En quatrième lieu, la circonstance que le gérant de la société requérante ait été condamné à une peine de cinq ans d’emprisonnement et 2 000 euros d’amende par une ordonnance du 31 mars 2023 du tribunal judiciaire de Bobigny pour les faits constatés lors du contrôle du 3 novembre 2022 ne faisait pas obstacle à ce que le préfet de la Seine-Saint-Denis prononce à son encontre la mesure en litige, en l’absence de décision de relaxe ou de non-lieu telle que prévue à l’article L. 8272-2 du code du travail cité au point 2. En outre, si la société présente un résultat d’exploitation déficitaire d’un montant de 12 698 euros et des dettes à hauteur de 74 068 euros au titre de l’exercice comptable de l’année 2022, le préfet de la Seine-Saint-Denis, qui a procédé à un contrôle de proportionnalité avant d’édicter la sanction en litige, n’a pas pris de sanction disproportionnée aux infractions constatées en prononçant une fermeture administrative de soixante-quinze jours, inférieure à la durée maximale prévue à l’article R. 8272-8 du code du travail, eu égard à la nature et à la pluralité de ces infractions, ainsi qu’à la proportion de salariés employés dans des conditions illégales au regard de l’effectif total de cinq salariés de la société.

Il résulte de ce qui précède que la société Mister Beef n’est pas fondée à demander l’annulation de l’arrêté du 6 décembre 2023 du préfet de la Seine-Saint-Denis.

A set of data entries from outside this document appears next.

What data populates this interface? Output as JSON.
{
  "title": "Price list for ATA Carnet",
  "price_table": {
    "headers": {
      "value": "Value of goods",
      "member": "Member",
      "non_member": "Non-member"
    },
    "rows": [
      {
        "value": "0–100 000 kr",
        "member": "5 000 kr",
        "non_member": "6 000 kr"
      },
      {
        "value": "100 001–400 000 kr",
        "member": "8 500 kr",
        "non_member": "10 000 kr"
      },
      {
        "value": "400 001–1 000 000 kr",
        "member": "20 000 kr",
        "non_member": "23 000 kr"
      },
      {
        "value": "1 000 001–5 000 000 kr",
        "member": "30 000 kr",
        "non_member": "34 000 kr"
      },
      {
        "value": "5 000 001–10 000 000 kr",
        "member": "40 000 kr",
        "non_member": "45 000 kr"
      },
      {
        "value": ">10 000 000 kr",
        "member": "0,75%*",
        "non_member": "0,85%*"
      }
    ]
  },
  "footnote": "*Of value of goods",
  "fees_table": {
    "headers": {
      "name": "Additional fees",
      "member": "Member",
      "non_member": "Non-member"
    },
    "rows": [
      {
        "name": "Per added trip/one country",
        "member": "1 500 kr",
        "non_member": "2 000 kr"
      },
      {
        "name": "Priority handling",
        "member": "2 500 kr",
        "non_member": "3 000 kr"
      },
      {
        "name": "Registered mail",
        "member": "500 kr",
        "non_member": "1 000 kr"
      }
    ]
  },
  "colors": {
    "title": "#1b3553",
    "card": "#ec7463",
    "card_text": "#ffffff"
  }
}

Sur les frais liés au litige :

Les dispositions de l’article L. 761-1 du code de justice administrative font obstacle à ce que soit mis à la charge de l’Etat, qui n’est pas partie perdante, une somme au titre des frais exposés par la société requérante dans l’instance.

Il résulte de tout ce qui précède que la requête de la société Mister Beef doit être rejetée.



D É C I D E :



Article 1er : La requête de la société Mister Beef est rejetée.

Article 2 : Le présent jugement sera notifié à la société à responsabilité limitée Mister Beef et au ministre de l’intérieur.

Copie en sera adressée pour information au préfet de la Seine-Saint-Denis.


Délibéré après l'audience du 22 janvier 2026, à laquelle siégeaient :

M. C..., premier vice-président,
Mme Lançon, première conseillère,
Mme Gaullier-Chatagner, première conseillère.
Rendu public par mise à disposition au greffe le 5 février 2026.


La rapporteure,




L.-J. Lançon
Le président,




P. C...
La greffière,




A. Macaronus


La République mande et ordonne au ministre de l’intérieur en ce qui le concerne ou à tous commissaires de justice à ce requis en ce qui concerne les voies de droit commun contre les parties privées, de pourvoir à l'exécution de la présente décision.